Loosening the contact between the wires even slightly can lead to increased resistance in the connection as more of the current is carried by the steel spiral. If the wires are carrying any appreciable current, the wire nut will heat up. The splice above not only melted its own insulation, it melted the insulation on adjacent wires. I would say, looking at the burned connector, that it would take somewhere around 2-5 watts to melt like that. Maybe as much as 10 watts. At 10 amps, typical in an AC feeder, the contact resistance would calculate as 20 to 100 milliohms. Almost a perfect connection. Not enough to measure without special equipment.
Of course, the splice was also made between different colored wires in the middle of a cable run, which meant it was unexpected and hard to find. A wire that is bundled with other wires should look the same as it does going into the bundle as when it exits the bundle again. Making splices in the middle of a cable bundle, and particularly changing colors in the process, only hides a potential failure. Well supported wires do not fail. Splices sometimes do. Tight, neat looking cable bundles mutually reinforce the wires, but they make troubleshooting more challenging. Often, a cable-tied bundle must be cut open if it's not clear where a wire goes.

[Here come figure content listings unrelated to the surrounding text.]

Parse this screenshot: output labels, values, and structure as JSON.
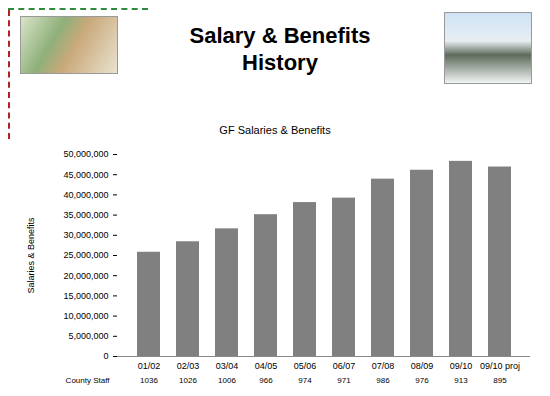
{
  "chart_data": {
    "type": "bar",
    "title": "Salary & Benefits\nHistory",
    "subtitle": "GF Salaries & Benefits",
    "y_label": "Salaries & Benefits",
    "categories": [
      "01/02",
      "02/03",
      "03/04",
      "04/05",
      "05/06",
      "06/07",
      "07/08",
      "08/09",
      "09/10",
      "09/10 proj"
    ],
    "values": [
      25800000,
      28400000,
      31600000,
      35100000,
      38100000,
      39200000,
      43900000,
      46100000,
      48300000,
      46900000
    ],
    "color": "#808080",
    "ylim": [
      0,
      50000000
    ],
    "yticks": [
      0,
      {
        "value": 5000000,
        "label": "5,000,000"
      },
      {
        "value": 10000000,
        "label": "10,000,000"
      },
      {
        "value": 15000000,
        "label": "15,000,000"
      },
      {
        "value": 20000000,
        "label": "20,000,000"
      },
      {
        "value": 25000000,
        "label": "25,000,000"
      },
      {
        "value": 30000000,
        "label": "30,000,000"
      },
      {
        "value": 35000000,
        "label": "35,000,000"
      },
      {
        "value": 40000000,
        "label": "40,000,000"
      },
      {
        "value": 45000000,
        "label": "45,000,000"
      },
      {
        "value": 50000000,
        "label": "50,000,000"
      }
    ],
    "grid": false,
    "table_row": {
      "label": "County Staff",
      "values": [
        1036,
        1026,
        1006,
        966,
        974,
        971,
        986,
        976,
        913,
        895
      ]
    }
  }
}
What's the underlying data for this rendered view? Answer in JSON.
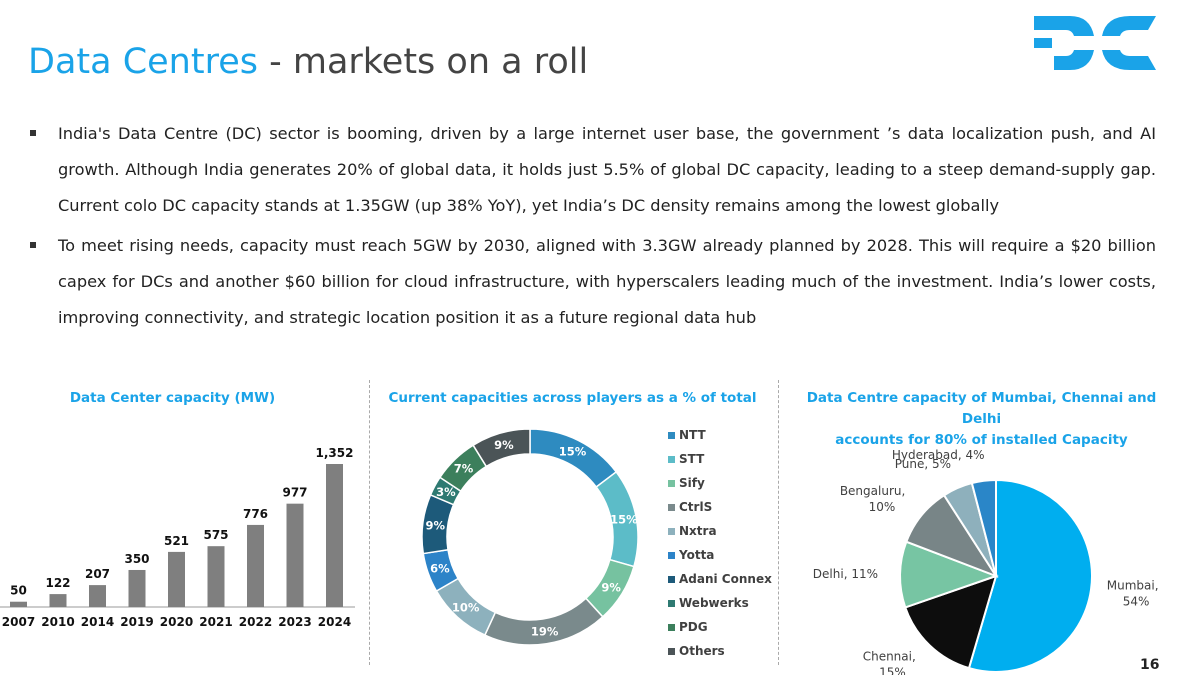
{
  "page": {
    "title_part1": "Data Centres",
    "title_part2": " - markets on a roll",
    "logo_text": "DC",
    "page_number": "16",
    "bullets": [
      "India's Data Centre (DC) sector is booming, driven by a large internet user base, the government ’s data localization push, and AI growth. Although India generates 20% of global data, it holds just 5.5% of global DC capacity, leading to a steep demand-supply gap. Current colo DC capacity stands at 1.35GW (up 38% YoY), yet India’s DC density remains among the lowest globally",
      "To meet rising needs, capacity must reach 5GW by 2030, aligned with 3.3GW already planned by 2028. This will require a $20 billion capex for DCs and another $60 billion for cloud infrastructure, with hyperscalers leading much of the investment. India’s lower costs, improving connectivity, and strategic location position it as a future regional data hub"
    ],
    "colors": {
      "accent": "#1aa3e8",
      "bar": "#7f7f7f"
    }
  },
  "chart_data": [
    {
      "type": "bar",
      "title": "Data Center capacity (MW)",
      "categories": [
        "2007",
        "2010",
        "2014",
        "2019",
        "2020",
        "2021",
        "2022",
        "2023",
        "2024"
      ],
      "values": [
        50,
        122,
        207,
        350,
        521,
        575,
        776,
        977,
        1352
      ],
      "value_labels": [
        "50",
        "122",
        "207",
        "350",
        "521",
        "575",
        "776",
        "977",
        "1,352"
      ],
      "ylim": [
        0,
        1352
      ],
      "grid": false,
      "color": "#7f7f7f"
    },
    {
      "type": "pie",
      "subtype": "donut",
      "title": "Current capacities across players as a % of total",
      "legend_position": "right",
      "slices": [
        {
          "label": "NTT",
          "value": 15,
          "text": "15%",
          "color": "#2e8bc0"
        },
        {
          "label": "STT",
          "value": 15,
          "text": "15%",
          "color": "#5cbcc8"
        },
        {
          "label": "Sify",
          "value": 9,
          "text": "9%",
          "color": "#76c2a0"
        },
        {
          "label": "CtrlS",
          "value": 19,
          "text": "19%",
          "color": "#7a8a8c"
        },
        {
          "label": "Nxtra",
          "value": 10,
          "text": "10%",
          "color": "#8db1bd"
        },
        {
          "label": "Yotta",
          "value": 6,
          "text": "6%",
          "color": "#2c83c8"
        },
        {
          "label": "Adani Connex",
          "value": 9,
          "text": "9%",
          "color": "#1d5a7a"
        },
        {
          "label": "Webwerks",
          "value": 3,
          "text": "3%",
          "color": "#2e7a72"
        },
        {
          "label": "PDG",
          "value": 7,
          "text": "7%",
          "color": "#3c7f5c"
        },
        {
          "label": "Others",
          "value": 9,
          "text": "9%",
          "color": "#4b5457"
        }
      ]
    },
    {
      "type": "pie",
      "title_lines": [
        "Data Centre capacity of Mumbai, Chennai and Delhi",
        "accounts for 80% of installed Capacity"
      ],
      "slices": [
        {
          "label": "Mumbai,",
          "text": "54%",
          "value": 54,
          "color": "#00aeef"
        },
        {
          "label": "Chennai,",
          "text": "15%",
          "value": 15,
          "color": "#0d0d0d"
        },
        {
          "label": "Delhi, 11%",
          "text": "",
          "value": 11,
          "color": "#77c5a3"
        },
        {
          "label": "Bengaluru,",
          "text": "10%",
          "value": 10,
          "color": "#788587"
        },
        {
          "label": "Pune, 5%",
          "text": "",
          "value": 5,
          "color": "#8eb0bc"
        },
        {
          "label": "Hyderabad, 4%",
          "text": "",
          "value": 4,
          "color": "#2a86c8"
        }
      ]
    }
  ]
}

So beware, "marine electrician" and "licensed electrician" are not the same trade. There are plenty of similarities, but the practices and standards that apply to each trade are different for good reason. Land electricians are usually licensed by the state, which ensures familiarity with standards and practices. Anyone can call themselves a marine electrician, which makes finding a competent one all the more difficult.